Tom L'Italien knows that when a soldier goes to war, he or she does not come back unchanged.
Sometimes that change can lead to a suicide. This was the case for 9,000 veterans during the past year and a half, and the reason the Arizona resident felt the push to pedal his bicycle 2,700 miles this summer.
"What motivates me is the 9,000 guys I'm pedaling with," he said as he held back tears. "The mothers and the fathers and the sisters and the brothers. The children that need scholarships and the wives who lose their homes."
The 63-year-old is on the board of directors for the Team Veteran Foundation, a national group that raises money to aid veteran nonprofit groups. For the last two years, the foundation has been targeting their efforts to stop and bring attention to veteran suicide, which happens every 65 minutes, according to the group's website.
In June, L'Italien said he received a visit from the Holy Spirit that told him to make a trip across the country to bring awareness to this issue. Although the planning stages were rushed, he said the suicide rate made his trip all the more urgent.
"I just couldn't sit down in my house anymore and watch TV and not do anything," he said. "I had to do something."
His 48-day journey, which he calls the Suicide Responsibility Ride, began on June 21 in Flagstaff, Ariz.. Before his conclusion in Boston Aug. 4, he will have traveled through Arizona, New Mexico, Oklahoma, Kansas, Missouri, Illinois, Indiana, Ohio, Pennsylvania, New York, Connecticut, Rhode Island and Massachusetts. McPherson and will leave today for Emporia.
"(Team Veteran Foundation) has been paying attention to (veteran suicide) the last couple of years, and we didn't think the country really paid attention to it, and it's been confirmed with the people I've met," he said. "I've got responses, such as 'I didn't know that,' or 'I've never heard it' and the absolutely unacceptable response of, 'That's a shame' when they really should be saying, 'What can I do to help?'"
L'Italien is helping by raising awareness and working toward several goals of Team Veteran Foundation. Other than to raise awareness of veteran suicides, another goal is to raise funds through corporate support to build medical facilities with surrounding houses to support veteran families. Other goals include setting up a national suicide hotline and erecting a Statute of Responsibility sculpture in San Diego.
This can be accomplished through the donations of the general public, what L'Italien calls the hands of the angels.
"This 93 percent population has to step up to help the 7 percent veteran population," he said. "They can't let another Vietnam happen. They cannot. The Vietnam soldiers were forgotten. They were spit on, and they were treated as though they were the problem. We cannot let that happen to the veterans coming home."
Page 2 of 2 - Although he is not a veteran himself, L'Italien is a brother to four veterans. And he has seen what service in the military can do.

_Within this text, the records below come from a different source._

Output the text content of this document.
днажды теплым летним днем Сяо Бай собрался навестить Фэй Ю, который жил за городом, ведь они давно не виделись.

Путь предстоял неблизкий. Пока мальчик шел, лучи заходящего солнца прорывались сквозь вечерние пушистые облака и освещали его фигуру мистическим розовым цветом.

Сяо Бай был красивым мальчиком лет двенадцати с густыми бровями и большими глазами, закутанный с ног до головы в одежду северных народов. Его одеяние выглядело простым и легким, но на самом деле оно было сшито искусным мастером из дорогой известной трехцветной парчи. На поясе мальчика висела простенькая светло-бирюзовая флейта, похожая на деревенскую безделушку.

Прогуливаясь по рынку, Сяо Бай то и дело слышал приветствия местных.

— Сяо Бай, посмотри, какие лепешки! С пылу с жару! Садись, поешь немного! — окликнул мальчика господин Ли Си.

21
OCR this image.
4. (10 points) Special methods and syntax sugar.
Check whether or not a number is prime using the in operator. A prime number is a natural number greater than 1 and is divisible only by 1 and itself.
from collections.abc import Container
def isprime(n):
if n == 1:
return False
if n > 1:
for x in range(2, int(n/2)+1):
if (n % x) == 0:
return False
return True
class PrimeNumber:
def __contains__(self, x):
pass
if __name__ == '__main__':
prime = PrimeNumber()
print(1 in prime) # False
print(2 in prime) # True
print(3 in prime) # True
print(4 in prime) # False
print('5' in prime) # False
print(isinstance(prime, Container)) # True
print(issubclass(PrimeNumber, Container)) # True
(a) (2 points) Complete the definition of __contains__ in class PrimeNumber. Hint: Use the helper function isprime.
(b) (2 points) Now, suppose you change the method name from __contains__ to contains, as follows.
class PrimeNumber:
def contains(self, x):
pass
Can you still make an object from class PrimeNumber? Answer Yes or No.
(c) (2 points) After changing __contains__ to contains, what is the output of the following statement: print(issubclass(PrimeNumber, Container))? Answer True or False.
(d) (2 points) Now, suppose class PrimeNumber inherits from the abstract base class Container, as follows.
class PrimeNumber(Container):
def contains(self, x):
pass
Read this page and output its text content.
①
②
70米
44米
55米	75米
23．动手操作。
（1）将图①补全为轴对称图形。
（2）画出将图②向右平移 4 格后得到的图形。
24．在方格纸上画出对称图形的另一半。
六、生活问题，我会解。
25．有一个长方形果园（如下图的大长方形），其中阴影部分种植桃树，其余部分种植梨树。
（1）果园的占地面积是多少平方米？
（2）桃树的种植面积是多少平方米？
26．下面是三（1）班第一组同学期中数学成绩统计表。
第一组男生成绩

"When my older brother, Al, returned from Vietnam, I saw how the tragedies he experienced impacted and changed his life," he said in a press release. "Although he never talked about his experiences, we could see a big difference in him."
L'Italien is aware the price veterans pay for the sake of the nation.
"I'm not a veteran, but I know where my freedom comes from," he said, "and that, to me, is motivating. I want this country to understand from my point of view that the things we enjoy on a daily basis we take for granted and only because people sacrificed their lives. This is a small honor for me to do something like this. It's a privilege."